Currently there is one freshman retreat that is held at the school over two days in mid-March. Overseen by several faculty it utilizes upperclassmen in a variety of ways. Freshmen find it a bonding experience and are stretched as they spend part of the second day doing Christian service in several different locations.
The Quest retreat has long been the sophomore retreat and has five junior leaders and two senior leaders, and six faculty and staff leading the effort.
Right now, retreats in junior and senior year are optional and about 60% of the students take advantage of the opportunity to go on a retreat or help lead a retreat. The options are many, including a silent retreat, Emmaus—a retreat designed as a journey walking with Jesus and conversation with others—and a senior retreat prior to graduation.

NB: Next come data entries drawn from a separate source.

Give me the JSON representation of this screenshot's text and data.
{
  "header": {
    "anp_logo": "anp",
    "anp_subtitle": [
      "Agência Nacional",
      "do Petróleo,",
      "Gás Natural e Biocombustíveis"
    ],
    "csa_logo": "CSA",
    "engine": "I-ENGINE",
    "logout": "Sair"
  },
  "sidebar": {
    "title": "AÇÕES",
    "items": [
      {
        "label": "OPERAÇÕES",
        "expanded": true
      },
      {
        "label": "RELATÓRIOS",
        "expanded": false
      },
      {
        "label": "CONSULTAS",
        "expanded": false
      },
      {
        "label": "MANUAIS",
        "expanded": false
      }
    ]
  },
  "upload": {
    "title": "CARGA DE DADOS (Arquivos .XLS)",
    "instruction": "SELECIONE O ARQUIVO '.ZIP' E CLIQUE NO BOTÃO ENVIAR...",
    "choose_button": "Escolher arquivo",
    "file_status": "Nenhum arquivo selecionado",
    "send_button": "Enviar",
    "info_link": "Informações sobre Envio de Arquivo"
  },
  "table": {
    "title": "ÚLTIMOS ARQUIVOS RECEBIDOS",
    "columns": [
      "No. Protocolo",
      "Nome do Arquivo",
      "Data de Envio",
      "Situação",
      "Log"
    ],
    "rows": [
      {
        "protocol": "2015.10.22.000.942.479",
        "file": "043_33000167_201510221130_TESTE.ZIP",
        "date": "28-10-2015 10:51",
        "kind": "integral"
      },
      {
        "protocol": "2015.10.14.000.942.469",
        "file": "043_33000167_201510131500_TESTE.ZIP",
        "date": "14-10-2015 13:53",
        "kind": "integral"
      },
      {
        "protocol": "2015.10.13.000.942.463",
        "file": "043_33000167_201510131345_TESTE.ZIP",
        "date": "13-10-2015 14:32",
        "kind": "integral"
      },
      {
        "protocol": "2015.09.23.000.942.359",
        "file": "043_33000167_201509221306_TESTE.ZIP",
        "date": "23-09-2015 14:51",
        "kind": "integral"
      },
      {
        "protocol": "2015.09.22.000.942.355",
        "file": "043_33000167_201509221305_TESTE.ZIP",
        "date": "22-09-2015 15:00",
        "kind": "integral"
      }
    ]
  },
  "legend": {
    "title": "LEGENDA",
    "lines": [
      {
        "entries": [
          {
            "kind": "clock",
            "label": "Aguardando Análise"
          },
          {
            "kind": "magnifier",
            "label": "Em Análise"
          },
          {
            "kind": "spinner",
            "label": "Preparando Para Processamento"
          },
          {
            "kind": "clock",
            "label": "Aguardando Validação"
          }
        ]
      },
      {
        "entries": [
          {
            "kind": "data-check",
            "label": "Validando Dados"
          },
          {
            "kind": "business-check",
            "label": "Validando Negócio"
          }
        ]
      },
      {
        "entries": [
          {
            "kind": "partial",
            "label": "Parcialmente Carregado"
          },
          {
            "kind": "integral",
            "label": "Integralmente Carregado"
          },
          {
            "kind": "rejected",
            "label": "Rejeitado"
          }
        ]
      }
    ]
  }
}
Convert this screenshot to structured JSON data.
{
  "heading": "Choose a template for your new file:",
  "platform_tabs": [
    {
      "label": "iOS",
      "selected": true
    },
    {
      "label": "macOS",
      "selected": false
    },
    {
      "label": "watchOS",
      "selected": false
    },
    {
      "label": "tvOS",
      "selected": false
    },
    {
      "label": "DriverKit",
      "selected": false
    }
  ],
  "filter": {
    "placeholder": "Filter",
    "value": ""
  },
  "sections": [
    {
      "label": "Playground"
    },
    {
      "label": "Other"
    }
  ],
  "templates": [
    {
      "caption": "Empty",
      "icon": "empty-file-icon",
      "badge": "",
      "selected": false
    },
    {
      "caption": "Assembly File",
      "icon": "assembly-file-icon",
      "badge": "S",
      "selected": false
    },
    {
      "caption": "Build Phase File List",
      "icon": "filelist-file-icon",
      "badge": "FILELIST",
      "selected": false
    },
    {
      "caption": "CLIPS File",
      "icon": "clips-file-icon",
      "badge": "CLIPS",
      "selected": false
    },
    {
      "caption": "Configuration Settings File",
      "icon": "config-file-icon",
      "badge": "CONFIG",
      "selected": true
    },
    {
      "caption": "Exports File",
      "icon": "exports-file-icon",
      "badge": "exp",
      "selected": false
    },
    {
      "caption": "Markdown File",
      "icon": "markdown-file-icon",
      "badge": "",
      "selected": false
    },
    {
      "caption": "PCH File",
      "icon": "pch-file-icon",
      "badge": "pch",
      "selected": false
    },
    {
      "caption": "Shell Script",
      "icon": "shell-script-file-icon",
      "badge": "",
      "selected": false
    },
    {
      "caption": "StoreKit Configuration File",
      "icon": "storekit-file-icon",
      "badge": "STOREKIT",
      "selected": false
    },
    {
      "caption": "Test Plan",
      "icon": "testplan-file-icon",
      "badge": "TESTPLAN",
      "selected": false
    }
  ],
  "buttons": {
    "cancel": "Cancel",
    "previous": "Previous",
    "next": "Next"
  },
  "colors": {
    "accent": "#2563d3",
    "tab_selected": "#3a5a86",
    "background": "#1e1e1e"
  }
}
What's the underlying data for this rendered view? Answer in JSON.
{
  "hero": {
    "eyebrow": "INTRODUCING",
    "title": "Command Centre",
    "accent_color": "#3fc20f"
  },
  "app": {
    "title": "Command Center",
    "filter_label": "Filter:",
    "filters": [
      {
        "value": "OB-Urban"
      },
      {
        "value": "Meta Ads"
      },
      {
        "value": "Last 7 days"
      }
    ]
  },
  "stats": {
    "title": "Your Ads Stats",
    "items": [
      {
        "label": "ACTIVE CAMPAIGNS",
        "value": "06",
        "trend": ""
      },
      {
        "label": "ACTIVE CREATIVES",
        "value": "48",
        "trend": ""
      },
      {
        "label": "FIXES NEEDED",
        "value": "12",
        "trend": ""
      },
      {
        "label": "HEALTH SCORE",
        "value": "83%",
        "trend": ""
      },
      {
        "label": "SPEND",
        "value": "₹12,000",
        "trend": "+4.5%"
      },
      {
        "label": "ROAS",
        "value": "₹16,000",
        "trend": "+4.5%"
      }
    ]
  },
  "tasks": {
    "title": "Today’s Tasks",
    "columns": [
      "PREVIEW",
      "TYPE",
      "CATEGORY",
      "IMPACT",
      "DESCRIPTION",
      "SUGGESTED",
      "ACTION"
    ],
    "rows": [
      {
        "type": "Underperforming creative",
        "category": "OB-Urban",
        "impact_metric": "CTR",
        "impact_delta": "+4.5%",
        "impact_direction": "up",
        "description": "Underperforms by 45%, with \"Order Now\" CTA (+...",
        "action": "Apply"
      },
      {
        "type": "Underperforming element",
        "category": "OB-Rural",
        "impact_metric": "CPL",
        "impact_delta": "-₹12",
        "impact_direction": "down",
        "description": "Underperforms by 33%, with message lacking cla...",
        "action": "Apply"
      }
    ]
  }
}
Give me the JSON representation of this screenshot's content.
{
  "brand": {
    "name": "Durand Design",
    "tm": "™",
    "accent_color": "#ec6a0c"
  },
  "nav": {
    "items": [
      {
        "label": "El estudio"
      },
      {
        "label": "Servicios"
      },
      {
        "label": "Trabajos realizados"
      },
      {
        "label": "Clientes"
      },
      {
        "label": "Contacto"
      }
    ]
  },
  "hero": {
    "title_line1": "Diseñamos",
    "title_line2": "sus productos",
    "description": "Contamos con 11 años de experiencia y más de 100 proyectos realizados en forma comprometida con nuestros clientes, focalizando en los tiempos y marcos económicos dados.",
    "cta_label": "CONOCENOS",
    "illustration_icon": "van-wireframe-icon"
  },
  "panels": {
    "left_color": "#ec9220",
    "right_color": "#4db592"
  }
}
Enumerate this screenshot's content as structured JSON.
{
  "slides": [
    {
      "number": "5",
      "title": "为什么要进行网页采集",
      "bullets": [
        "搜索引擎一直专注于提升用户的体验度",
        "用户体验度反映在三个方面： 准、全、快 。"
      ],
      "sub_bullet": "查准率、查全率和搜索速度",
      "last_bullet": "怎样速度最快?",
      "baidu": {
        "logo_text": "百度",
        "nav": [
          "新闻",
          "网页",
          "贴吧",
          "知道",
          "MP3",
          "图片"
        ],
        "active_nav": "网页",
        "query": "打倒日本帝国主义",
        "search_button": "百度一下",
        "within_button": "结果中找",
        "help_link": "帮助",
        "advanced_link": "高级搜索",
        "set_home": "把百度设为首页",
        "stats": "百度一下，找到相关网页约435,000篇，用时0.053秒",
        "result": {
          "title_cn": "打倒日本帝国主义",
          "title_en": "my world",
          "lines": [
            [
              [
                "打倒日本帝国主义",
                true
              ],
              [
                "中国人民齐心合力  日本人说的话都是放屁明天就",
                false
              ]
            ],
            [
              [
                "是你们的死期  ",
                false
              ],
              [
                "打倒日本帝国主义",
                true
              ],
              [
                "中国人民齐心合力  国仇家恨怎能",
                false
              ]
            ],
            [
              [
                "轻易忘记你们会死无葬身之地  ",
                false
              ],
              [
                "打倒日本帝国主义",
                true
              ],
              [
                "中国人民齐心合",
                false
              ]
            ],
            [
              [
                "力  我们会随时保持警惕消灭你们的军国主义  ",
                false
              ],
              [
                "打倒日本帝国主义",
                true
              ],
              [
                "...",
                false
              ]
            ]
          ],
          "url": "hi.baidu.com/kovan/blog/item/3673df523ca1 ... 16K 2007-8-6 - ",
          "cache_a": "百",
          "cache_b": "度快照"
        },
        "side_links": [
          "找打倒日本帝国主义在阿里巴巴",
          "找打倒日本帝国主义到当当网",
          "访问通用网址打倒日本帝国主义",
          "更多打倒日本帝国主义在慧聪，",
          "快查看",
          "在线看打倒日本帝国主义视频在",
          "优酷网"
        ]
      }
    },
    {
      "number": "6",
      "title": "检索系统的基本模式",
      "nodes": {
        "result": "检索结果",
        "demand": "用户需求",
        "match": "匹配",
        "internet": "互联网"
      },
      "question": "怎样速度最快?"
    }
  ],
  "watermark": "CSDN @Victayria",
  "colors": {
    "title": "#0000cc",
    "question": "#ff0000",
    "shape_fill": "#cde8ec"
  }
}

Next year we will require all seniors to make a retreat, and in order to provide enough options for the 40% of the class who now do not take advantage of the opportunity for retreat we will add new Father-Son retreats. These will be a two-day overnight retreat where fathers and sons engage in conversations that reflect on God’s presence in their lives and relationships.
Next year we will also include in freshman orientation an introduction to Catholic liturgical worship and practices. While all our students are baptized Catholics, the level of familiarity with the Church’s liturgical life varies dramatically. As Catholic grade schools have closed, more of our students come from charter or public schools, and they may not have had much catechetical training. Father Mark Lane, CO, our school chaplain, will lead them in some basic understanding of our liturgy and appropriate behavior and actions.
This year we broke with a century of tradition as we held school—and Mass—on Holy Days of Obligation. In yesteryear, having Holy Days off to go to Mass with your family may have made sense, but in a world where church attendance is down across the board, and recognizing the temptation to many parents to allow their tired, stressed out sons to sleep in on those days off instead of getting up for Mass, we decided that it made sense to move those days off to other places and have school-wide Masses on these days.
More frequent retreats, more frequent opportunities for Mass, more practical education about their faith (in addition to a strenuous theology curriculum): these are all part of today’s experience at Regis. As stated in our mission statement, we take our responsibility for “academic rigor and Catholic formation” very seriously. Our strategic plan (to be approved by the Board at the May meeting) and our on-going curriculum review are “designed to promote each student’s intellectual and spiritual growth grounded in a deepening relationship with Jesus Christ.” As the mission statement concludes: “Regis seeks to inspire and train the ethnically diverse young men in its care to become imaginative leaders committed to promoting justice and exerting leadership in the Church, in the civic community, and in their chosen profession.”
Thank you for your support of our mission and of our students.
Be assured of my prayers for you and your family.